Just adding, tobik's solution is the best in terms of readability. A ternary is IMHO acceptable, like in my first suggestion above, but clear structured code remains the best. "Dirty" tricks are for embedded platforms, the C64, or any other environment with a really good reason to use them. Or for IOCCC, of course ;)
 
What is, or is not, obfuscation is not always as simple as it seems. I would have thought plain pointer arithmetic:
Code:
"s"+(the_count==1)
would have been simple enough to understand, but our discussion makes it clear that the expression is not intuitively obvious to all readers.

The code I showed in the original post conveys the problem, but not the overall context. The idiom
Code:
"s"+(the_count==1)
appears (with variations) many times in the actual code. Once the reader of the code understands the pointer arithmetic, the remaining instances are quite readable. The reason that I wished for a "similarly concise" expression was to avoid the quite readable if/ then solution presented by tobik; though readable, it would have caused the code to explode in volume. The ternary expression proposed by Zirias would have been much more concise, but the ampersand solution, also mentioned by Zirias, is much more concise and therefore readable when promulgated through the code:
Code:
"s"+(the_count==1)  /* old */
&"s"[the_count==1]  /* new */
What makes that solution slightly less attractive is that it obfuscates the fact that we want to do pointer arithmetic. But I played around and found a solution (that is, suppression of the warning message) which is concise and does not disguise the fact that we're doing pointer arithmetic:
Code:
"s"+(the_count==1)    /* old */
("s")+(the_count==1)  /* new */
 
but our discussion makes it clear that the expression is not intuitively obvious to all readers.
It's obvious to me after a second of thinking what happens here internally. But for professional, production-quality code, this is too much to go without strong reasoning and explaining comment. The goal is most of the time to write code as simple and clear, it doesn't need any further thought to know what it does when you see it. There are exceptions from that, see above ;)

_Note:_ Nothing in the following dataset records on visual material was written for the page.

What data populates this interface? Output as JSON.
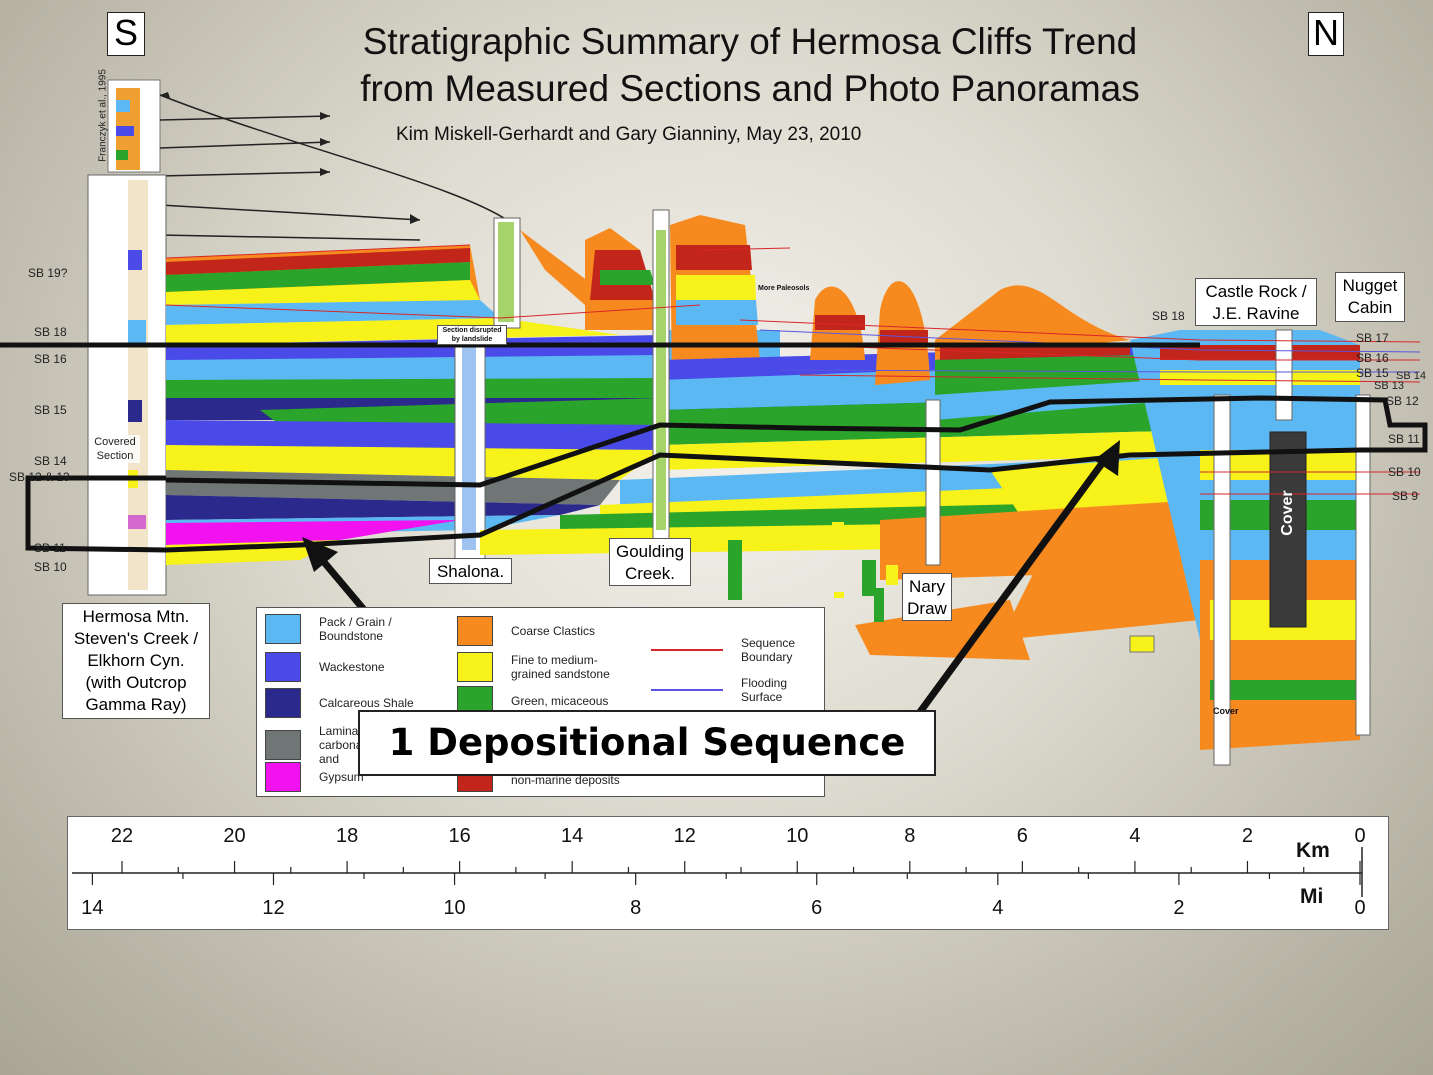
{
  "directions": {
    "south": "S",
    "north": "N"
  },
  "title": {
    "line1": "Stratigraphic Summary of Hermosa Cliffs Trend",
    "line2": "from Measured Sections and Photo Panoramas"
  },
  "authors": "Kim Miskell-Gerhardt and Gary Gianniny, May 23, 2010",
  "small_column_caption": "Franczyk et al., 1995",
  "covered_section": "Covered Section",
  "section_disrupted": "Section disrupted by landslide",
  "more_paleosols": "More Paleosols",
  "sections": {
    "hermosa": [
      "Hermosa Mtn.",
      "Steven's Creek /",
      "Elkhorn Cyn.",
      "(with Outcrop",
      "Gamma Ray)"
    ],
    "shalona": "Shalona.",
    "goulding": [
      "Goulding",
      "Creek."
    ],
    "nary": [
      "Nary",
      "Draw"
    ],
    "castle": [
      "Castle Rock /",
      "J.E. Ravine"
    ],
    "nugget": [
      "Nugget",
      "Cabin"
    ]
  },
  "cover_label": "Cover",
  "small_cover": "Cover",
  "sb_left": [
    "SB 19?",
    "SB 18",
    "SB 16",
    "SB 15",
    "SB 14",
    "SB 12 & 13",
    "SB 11",
    "SB 10"
  ],
  "sb_right": [
    "SB 18",
    "SB 17",
    "SB 16",
    "SB 15",
    "SB 14",
    "SB 13",
    "SB 12",
    "SB 11",
    "SB 10",
    "SB 9"
  ],
  "legend": {
    "items_left": [
      {
        "label": "Pack / Grain / Boundstone",
        "color": "#5cb8f2"
      },
      {
        "label": "Wackestone",
        "color": "#4a4ae8"
      },
      {
        "label": "Calcareous Shale",
        "color": "#2b2a8c"
      },
      {
        "label": "Laminated carbonates and",
        "color": "#6f7675"
      },
      {
        "label": "Gypsum",
        "color": "#f212f0"
      }
    ],
    "items_mid": [
      {
        "label": "Coarse Clastics",
        "color": "#f78a1e"
      },
      {
        "label": "Fine to medium-grained sandstone",
        "color": "#f6f21a"
      },
      {
        "label": "Green, micaceous",
        "color": "#2aa42a"
      },
      {
        "label": "non-marine deposits",
        "color": "#c2261a"
      }
    ],
    "lines": [
      {
        "label": "Sequence Boundary",
        "color": "#d8262a"
      },
      {
        "label": "Flooding Surface",
        "color": "#5a55e0"
      }
    ]
  },
  "callout": "1 Depositional Sequence",
  "scale": {
    "km_unit": "Km",
    "mi_unit": "Mi",
    "km_ticks": [
      "22",
      "20",
      "18",
      "16",
      "14",
      "12",
      "10",
      "8",
      "6",
      "4",
      "2",
      "0"
    ],
    "mi_ticks": [
      "14",
      "12",
      "10",
      "8",
      "6",
      "4",
      "2",
      "0"
    ]
  }
}
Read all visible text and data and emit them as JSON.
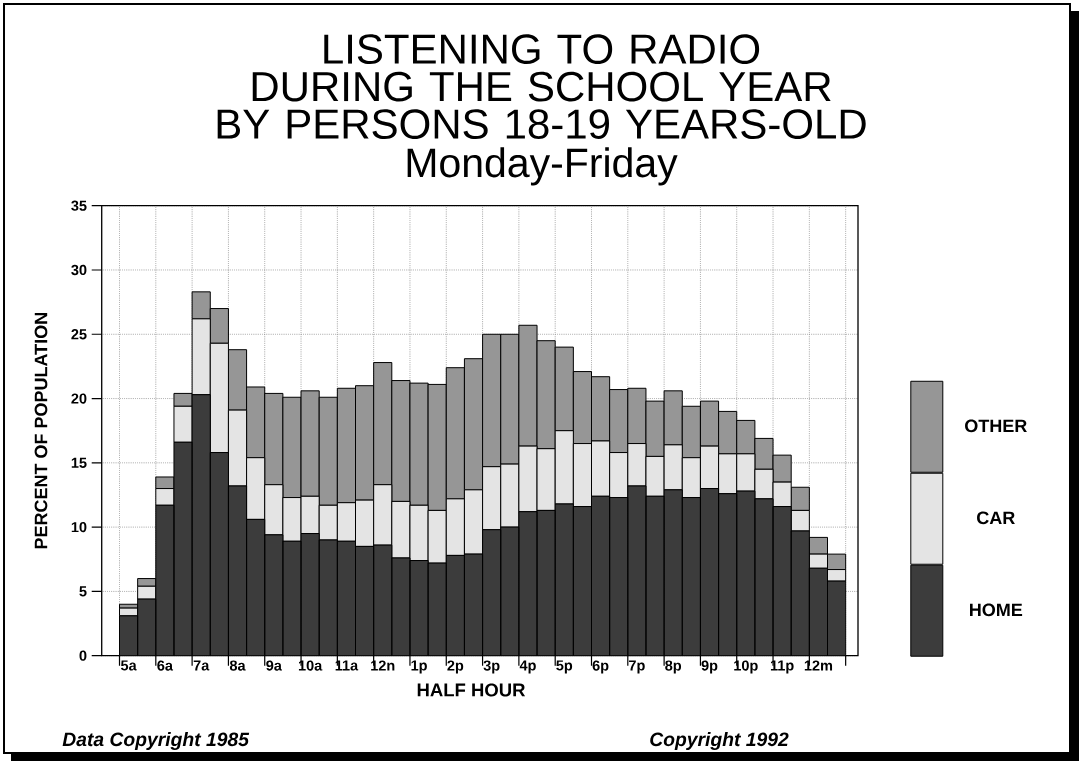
{
  "chart_data": {
    "type": "bar",
    "title": "LISTENING TO RADIO\nDURING THE SCHOOL YEAR\nBY PERSONS 18-19 YEARS-OLD",
    "subtitle": "Monday-Friday",
    "xlabel": "HALF HOUR",
    "ylabel": "PERCENT OF POPULATION",
    "annotations": [
      "Data Copyright 1985",
      "Copyright 1992"
    ],
    "categories": [
      "5a",
      null,
      "6a",
      null,
      "7a",
      null,
      "8a",
      null,
      "9a",
      null,
      "10a",
      null,
      "11a",
      null,
      "12n",
      null,
      "1p",
      null,
      "2p",
      null,
      "3p",
      null,
      "4p",
      null,
      "5p",
      null,
      "6p",
      null,
      "7p",
      null,
      "8p",
      null,
      "9p",
      null,
      "10p",
      null,
      "11p",
      null,
      "12m",
      null
    ],
    "ylim": [
      0,
      35
    ],
    "yticks": [
      0,
      5,
      10,
      15,
      20,
      25,
      30,
      35
    ],
    "stacked": true,
    "grid": true,
    "legend": "right",
    "series": [
      {
        "name": "HOME",
        "color": "#3c3c3c",
        "values": [
          3.1,
          4.4,
          11.7,
          16.6,
          20.3,
          15.8,
          13.2,
          10.6,
          9.4,
          8.9,
          9.5,
          9.0,
          8.9,
          8.5,
          8.6,
          7.6,
          7.4,
          7.2,
          7.8,
          7.9,
          9.8,
          10.0,
          11.2,
          11.3,
          11.8,
          11.6,
          12.4,
          12.3,
          13.2,
          12.4,
          12.9,
          12.3,
          13.0,
          12.6,
          12.8,
          12.2,
          11.6,
          9.7,
          6.8,
          5.8
        ]
      },
      {
        "name": "CAR",
        "color": "#e4e4e4",
        "values": [
          0.6,
          1.0,
          1.3,
          2.8,
          5.9,
          8.5,
          5.9,
          4.8,
          3.9,
          3.4,
          2.9,
          2.7,
          3.0,
          3.6,
          4.7,
          4.4,
          4.3,
          4.1,
          4.4,
          5.0,
          4.9,
          4.9,
          5.1,
          4.8,
          5.7,
          4.9,
          4.3,
          3.5,
          3.3,
          3.1,
          3.5,
          3.1,
          3.3,
          3.1,
          2.9,
          2.3,
          1.9,
          1.6,
          1.1,
          0.9
        ]
      },
      {
        "name": "OTHER",
        "color": "#969696",
        "values": [
          0.3,
          0.6,
          0.9,
          1.0,
          2.1,
          2.7,
          4.7,
          5.5,
          7.1,
          7.8,
          8.2,
          8.4,
          8.9,
          8.9,
          9.5,
          9.4,
          9.5,
          9.8,
          10.2,
          10.2,
          10.3,
          10.1,
          9.4,
          8.4,
          6.5,
          5.6,
          5.0,
          4.9,
          4.3,
          4.3,
          4.2,
          4.0,
          3.5,
          3.3,
          2.6,
          2.4,
          2.1,
          1.8,
          1.3,
          1.2
        ]
      }
    ]
  }
}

The reason that I wished for a "similarly concise" expression was to avoid the quite readable if/ then solution presented by tobik; though readable, it would have caused the code to explode in volume.
I'd say the canonical solution here is refactoring. Probably just factor it out in a function, depending on the current structure of your code.

What makes that solution slightly less attractive is that it obfuscates the fact that we want to do pointer arithmetic.
How is that? No matter what syntax is used, this kind of code can only be understood when you know that string literals in C are, in fact, pointers to const char. It's bad (hence the warning) because a + operator is used for string concatenations in many languages that look a lot like C, so it easily confuses the casual reader of the code. This confusion is avoided using the index operator, which behaves more similar to other languages, and is well defined on typed pointers in C.